Yucatán renace desde el campo: aprueban por unanimidad la nueva Ley Ganadera
El Congreso yucateco da paso a un marco jurídico moderno, con justicia social y enfoque ambiental para productores del sector pecuario.

#Yucatán
13 de noviembre de 2025
En una jornada calificada como histórica para la vida productiva de Yucatán, el Congreso del Estado aprobó por unanimidad la nueva Ley de la Ganadería, una normativa impulsada por el diputado Wilmer Manuel Monforte Marfil, presidente de la Junta de Gobierno y Coordinación Política y coordinador de la bancada de Morena.
La iniciativa, construida de la mano de productoras y productores del campo yucateco, deja atrás más de cinco décadas de una regulación rebasada por la realidad y la transforma en un marco legal actualizado, sustentable y con sentido social, pensado para proteger el patrimonio ganadero, elevar los estándares de sanidad animal y consolidar a la ganadería como motor del desarrollo regional.
Monforte Marfil subrayó que no se trató de “parchar” una ley antigua, sino de levantar una nueva base jurídica, inspirada en las necesidades reales de quienes trabajan la tierra, cuidan el ganado y sostienen la economía rural del estado.

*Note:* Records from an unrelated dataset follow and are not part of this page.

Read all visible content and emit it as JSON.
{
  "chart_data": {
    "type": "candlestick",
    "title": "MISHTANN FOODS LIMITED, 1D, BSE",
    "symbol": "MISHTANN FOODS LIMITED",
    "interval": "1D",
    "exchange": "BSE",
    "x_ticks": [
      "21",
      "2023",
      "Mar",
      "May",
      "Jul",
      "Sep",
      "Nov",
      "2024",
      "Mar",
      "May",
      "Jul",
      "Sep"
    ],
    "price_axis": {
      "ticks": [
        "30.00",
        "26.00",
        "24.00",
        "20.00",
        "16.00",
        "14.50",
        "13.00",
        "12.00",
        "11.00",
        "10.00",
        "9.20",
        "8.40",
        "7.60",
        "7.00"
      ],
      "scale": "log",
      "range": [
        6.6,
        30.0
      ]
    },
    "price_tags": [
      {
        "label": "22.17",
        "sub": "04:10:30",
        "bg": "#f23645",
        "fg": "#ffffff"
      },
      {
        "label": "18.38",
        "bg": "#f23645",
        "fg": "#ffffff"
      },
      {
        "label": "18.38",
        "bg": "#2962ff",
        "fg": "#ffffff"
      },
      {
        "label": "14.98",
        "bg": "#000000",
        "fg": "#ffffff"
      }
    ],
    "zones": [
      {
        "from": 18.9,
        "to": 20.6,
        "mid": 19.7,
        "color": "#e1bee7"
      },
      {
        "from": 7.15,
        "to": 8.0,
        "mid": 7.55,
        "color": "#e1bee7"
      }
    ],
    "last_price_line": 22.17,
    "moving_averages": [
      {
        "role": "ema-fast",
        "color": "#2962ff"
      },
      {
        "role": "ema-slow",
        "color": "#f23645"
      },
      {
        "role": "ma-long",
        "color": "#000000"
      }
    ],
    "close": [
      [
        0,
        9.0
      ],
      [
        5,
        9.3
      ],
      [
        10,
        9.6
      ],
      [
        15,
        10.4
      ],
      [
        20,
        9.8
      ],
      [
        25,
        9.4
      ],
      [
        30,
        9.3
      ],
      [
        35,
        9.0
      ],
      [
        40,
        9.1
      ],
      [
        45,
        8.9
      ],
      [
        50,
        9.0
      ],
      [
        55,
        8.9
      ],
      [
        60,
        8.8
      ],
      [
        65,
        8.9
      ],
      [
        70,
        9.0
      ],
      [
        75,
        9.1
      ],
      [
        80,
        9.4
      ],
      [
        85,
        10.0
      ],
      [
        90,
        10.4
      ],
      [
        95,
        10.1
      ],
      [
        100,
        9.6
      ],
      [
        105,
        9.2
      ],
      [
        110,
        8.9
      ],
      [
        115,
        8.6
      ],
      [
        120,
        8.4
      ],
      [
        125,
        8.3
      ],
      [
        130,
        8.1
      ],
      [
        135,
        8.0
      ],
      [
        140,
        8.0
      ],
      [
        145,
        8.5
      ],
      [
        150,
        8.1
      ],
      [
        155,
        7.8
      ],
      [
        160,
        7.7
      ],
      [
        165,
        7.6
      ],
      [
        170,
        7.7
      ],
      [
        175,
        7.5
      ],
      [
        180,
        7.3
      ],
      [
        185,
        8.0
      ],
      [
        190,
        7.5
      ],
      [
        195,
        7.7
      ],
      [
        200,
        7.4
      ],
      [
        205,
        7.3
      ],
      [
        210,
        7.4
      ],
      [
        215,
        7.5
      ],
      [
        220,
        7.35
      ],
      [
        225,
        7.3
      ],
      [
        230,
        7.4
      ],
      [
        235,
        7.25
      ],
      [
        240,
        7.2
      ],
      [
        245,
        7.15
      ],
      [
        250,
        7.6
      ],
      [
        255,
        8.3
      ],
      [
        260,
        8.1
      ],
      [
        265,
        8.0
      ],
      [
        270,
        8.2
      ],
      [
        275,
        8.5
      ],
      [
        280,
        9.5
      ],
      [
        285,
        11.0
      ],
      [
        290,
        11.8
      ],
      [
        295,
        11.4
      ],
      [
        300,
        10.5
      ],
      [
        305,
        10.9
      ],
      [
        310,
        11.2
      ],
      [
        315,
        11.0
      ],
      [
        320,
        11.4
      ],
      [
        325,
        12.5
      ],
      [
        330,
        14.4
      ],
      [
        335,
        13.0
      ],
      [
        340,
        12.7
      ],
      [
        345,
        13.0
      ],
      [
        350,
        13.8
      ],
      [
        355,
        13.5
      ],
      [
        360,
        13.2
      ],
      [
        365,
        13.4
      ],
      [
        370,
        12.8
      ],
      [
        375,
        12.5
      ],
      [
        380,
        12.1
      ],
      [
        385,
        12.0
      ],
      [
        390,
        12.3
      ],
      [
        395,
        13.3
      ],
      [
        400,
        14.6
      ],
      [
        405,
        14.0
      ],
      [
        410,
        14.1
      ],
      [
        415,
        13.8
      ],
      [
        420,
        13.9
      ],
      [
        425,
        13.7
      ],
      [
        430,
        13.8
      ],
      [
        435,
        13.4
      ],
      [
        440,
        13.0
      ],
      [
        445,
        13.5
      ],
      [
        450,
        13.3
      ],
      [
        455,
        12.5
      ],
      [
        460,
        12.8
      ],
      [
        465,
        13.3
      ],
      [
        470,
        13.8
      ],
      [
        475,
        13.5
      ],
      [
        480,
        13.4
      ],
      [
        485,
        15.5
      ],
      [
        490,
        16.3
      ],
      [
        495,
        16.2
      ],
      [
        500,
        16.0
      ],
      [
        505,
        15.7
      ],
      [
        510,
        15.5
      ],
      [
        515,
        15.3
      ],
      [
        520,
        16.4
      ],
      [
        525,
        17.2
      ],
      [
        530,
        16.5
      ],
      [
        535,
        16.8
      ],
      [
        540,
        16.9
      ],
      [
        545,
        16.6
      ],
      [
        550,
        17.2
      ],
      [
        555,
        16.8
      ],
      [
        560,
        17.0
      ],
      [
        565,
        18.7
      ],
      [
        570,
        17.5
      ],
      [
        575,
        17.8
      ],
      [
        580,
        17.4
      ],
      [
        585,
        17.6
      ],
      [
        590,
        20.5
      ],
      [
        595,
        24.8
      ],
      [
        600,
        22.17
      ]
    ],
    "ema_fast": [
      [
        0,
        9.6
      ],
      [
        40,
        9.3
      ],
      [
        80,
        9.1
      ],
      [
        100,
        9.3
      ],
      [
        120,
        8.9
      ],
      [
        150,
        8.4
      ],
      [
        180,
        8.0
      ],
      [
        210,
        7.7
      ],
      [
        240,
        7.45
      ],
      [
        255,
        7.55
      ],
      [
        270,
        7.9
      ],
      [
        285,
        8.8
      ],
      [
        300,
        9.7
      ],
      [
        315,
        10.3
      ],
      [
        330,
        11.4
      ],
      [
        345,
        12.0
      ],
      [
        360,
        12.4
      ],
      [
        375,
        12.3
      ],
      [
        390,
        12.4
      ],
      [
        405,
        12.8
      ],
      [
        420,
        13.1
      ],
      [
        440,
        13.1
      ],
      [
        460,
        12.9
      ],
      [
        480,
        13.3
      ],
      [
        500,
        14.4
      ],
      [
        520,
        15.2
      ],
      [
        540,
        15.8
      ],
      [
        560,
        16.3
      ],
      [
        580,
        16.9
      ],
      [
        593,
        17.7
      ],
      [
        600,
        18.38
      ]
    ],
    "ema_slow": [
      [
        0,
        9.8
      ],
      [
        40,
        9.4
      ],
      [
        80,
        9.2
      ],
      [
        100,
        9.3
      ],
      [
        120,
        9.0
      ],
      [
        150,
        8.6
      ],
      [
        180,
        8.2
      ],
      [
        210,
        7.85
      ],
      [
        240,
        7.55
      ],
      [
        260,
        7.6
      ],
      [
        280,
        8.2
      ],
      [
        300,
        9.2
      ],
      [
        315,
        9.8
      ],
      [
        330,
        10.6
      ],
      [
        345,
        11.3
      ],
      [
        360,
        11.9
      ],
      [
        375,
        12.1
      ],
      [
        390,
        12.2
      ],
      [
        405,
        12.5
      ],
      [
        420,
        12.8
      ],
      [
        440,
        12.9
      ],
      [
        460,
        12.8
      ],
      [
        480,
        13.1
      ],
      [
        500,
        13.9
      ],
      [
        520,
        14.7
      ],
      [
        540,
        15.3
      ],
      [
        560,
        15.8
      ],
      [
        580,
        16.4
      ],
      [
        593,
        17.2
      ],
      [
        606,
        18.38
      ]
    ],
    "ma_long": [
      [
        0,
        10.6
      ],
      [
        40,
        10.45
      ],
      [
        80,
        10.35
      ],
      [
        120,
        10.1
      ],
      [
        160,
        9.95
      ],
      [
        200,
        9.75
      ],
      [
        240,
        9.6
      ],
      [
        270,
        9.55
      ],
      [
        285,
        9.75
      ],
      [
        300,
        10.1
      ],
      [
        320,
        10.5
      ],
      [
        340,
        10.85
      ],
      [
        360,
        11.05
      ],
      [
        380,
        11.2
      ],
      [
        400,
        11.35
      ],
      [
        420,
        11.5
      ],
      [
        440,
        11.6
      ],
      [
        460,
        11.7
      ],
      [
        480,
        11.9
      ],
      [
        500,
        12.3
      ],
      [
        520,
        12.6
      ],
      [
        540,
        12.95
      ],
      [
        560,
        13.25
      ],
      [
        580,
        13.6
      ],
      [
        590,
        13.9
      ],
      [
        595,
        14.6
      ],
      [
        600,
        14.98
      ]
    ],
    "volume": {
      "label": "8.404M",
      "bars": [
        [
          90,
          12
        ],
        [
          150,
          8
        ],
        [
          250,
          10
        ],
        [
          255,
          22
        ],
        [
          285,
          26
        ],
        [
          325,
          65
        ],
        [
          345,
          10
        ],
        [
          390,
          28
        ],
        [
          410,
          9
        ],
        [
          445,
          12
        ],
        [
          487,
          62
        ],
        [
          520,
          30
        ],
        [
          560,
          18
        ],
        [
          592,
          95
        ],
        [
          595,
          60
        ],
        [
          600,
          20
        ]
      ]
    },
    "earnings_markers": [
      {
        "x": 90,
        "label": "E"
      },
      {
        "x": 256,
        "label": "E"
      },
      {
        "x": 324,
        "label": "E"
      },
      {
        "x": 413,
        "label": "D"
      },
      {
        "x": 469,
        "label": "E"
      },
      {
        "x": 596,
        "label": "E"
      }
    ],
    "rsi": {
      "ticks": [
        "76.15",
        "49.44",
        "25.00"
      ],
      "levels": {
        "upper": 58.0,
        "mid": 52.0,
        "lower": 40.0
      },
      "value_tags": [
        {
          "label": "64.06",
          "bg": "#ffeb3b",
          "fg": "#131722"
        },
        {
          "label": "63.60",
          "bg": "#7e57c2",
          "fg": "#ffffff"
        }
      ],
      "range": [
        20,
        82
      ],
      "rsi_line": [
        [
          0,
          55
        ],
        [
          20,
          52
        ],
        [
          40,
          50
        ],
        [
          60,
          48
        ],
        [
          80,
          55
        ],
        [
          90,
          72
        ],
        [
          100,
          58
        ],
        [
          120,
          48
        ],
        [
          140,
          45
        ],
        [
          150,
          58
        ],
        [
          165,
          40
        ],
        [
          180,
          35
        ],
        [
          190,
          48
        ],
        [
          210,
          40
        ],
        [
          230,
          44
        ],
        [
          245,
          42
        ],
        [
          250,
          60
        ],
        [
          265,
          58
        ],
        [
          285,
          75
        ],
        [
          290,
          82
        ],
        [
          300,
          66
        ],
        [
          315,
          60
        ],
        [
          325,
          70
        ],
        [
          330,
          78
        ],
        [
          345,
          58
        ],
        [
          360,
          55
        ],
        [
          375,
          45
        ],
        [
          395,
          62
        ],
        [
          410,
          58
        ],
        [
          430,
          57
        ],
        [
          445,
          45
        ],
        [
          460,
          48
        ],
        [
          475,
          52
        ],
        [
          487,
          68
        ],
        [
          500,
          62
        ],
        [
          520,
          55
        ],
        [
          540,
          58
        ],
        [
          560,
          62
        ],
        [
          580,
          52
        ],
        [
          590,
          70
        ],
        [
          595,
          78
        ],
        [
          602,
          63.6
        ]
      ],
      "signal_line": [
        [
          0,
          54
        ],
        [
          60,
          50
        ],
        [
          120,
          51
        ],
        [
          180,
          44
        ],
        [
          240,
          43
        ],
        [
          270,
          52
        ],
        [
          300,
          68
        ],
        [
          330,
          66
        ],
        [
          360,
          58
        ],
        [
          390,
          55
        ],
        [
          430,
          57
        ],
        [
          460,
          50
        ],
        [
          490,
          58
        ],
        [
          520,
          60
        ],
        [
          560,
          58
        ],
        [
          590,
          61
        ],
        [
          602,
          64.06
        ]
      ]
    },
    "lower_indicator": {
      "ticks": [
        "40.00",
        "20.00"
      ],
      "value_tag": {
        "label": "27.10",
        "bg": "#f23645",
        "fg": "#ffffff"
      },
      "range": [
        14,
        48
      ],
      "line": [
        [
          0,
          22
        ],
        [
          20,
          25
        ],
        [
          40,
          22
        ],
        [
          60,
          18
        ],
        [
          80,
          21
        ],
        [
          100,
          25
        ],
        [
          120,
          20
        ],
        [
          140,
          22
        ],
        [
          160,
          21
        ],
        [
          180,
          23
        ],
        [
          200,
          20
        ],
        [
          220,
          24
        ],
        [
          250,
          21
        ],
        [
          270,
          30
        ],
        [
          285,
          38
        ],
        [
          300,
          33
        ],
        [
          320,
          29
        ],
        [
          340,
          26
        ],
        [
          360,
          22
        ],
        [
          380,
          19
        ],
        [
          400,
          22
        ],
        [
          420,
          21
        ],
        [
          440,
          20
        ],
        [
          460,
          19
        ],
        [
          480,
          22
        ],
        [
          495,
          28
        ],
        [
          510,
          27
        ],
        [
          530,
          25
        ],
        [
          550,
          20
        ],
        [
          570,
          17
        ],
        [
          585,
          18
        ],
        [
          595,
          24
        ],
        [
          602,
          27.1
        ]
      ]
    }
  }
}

Una ley construida desde el territorio y con el pueblo
La nueva Ley Ganadera nace de un ejercicio amplio de Parlamento Abierto, coordinado por la Comisión Permanente de Desarrollo Agropecuario, que organizó foros en Tekax, Mérida y Tizimín. A estos espacios acudieron más de mil productores, asociaciones ganaderas y académicos, quienes aportaron propuestas y diagnósticos para enriquecer el contenido de la reforma.
El legislador morenista recalcó que se trata de una norma elaborada desde el territorio y no desde el escritorio, resultado de escuchar directamente al sector primario. Con ello, afirmó, Morena demuestra que legisla atendiendo las causas del pueblo y poniendo en el centro a quienes alimentan a Yucatán.
Ejes clave de la nueva Ley Ganadera de Yucatán
La nueva legislación incorpora herramientas concretas para transformar al sector ganadero en un pilar de bienestar rural, competitividad y sustentabilidad. Entre sus principales componentes destacan:
Presupuesto progresivo e irreductible para la ganadería, que garantiza recursos crecientes y blindados para el sector.
Creación de la Unidad de Vigilancia Ganadera, orientada a salvaguardar el patrimonio de las y los productores frente a delitos y riesgos que afectan su actividad.
Impulso a un sistema estatal de trazabilidad y sanidad animal, alineado con estándares internacionales, que fortalece la inocuidad, el control sanitario y la competitividad de Yucatán en mercados nacionales e internacionales.
Reconocimiento de la diversidad productiva del estado, abarcando no solo el ganado bovino, sino también ovinos, porcinos y el sector apícola, fundamentales para la economía rural.
Integración de un enfoque ambiental, que promueve sistemas silvopastoriles y agroforestales, con prácticas que cuidan los suelos, la vegetación y los recursos naturales.
De acuerdo con Monforte Marfil, el corazón de esta nueva ley es la justicia social, con un objetivo claro: que la ganadería sea un verdadero motor de desarrollo, que el valor agregado se quede en el campo y que las familias dedicadas a esta actividad vivan con mayor dignidad y bienestar.
Renacimiento Maya: el campo como corazón del desarrollo
La bancada de Morena celebró la aprobación unánime de la Ley Ganadera como un paso concreto dentro del llamado Renacimiento Maya, la etapa de transformación que encabeza el gobernador Joaquín “Huacho” Díaz Mena, respaldada por el proyecto nacional que impulsa la presidenta Claudia Sheinbaum Pardo.
Este nuevo marco jurídico se integra a una visión en la que el campo yucateco vuelve a ocupar un lugar central en la estrategia de desarrollo, articulando productividad, inclusión social y cuidado del ambiente.
Para Monforte Marfil, la Ley Ganadera representa mucho más que una actualización normativa: es una forma de reconocer el esfuerzo histórico de las comunidades rurales, apuntalar el futuro del sector pecuario y fortalecer el orgullo de Yucatán. Con la ley aprobada, el mensaje es contundente: cuando el campo tiene rumbo, Yucatán renace.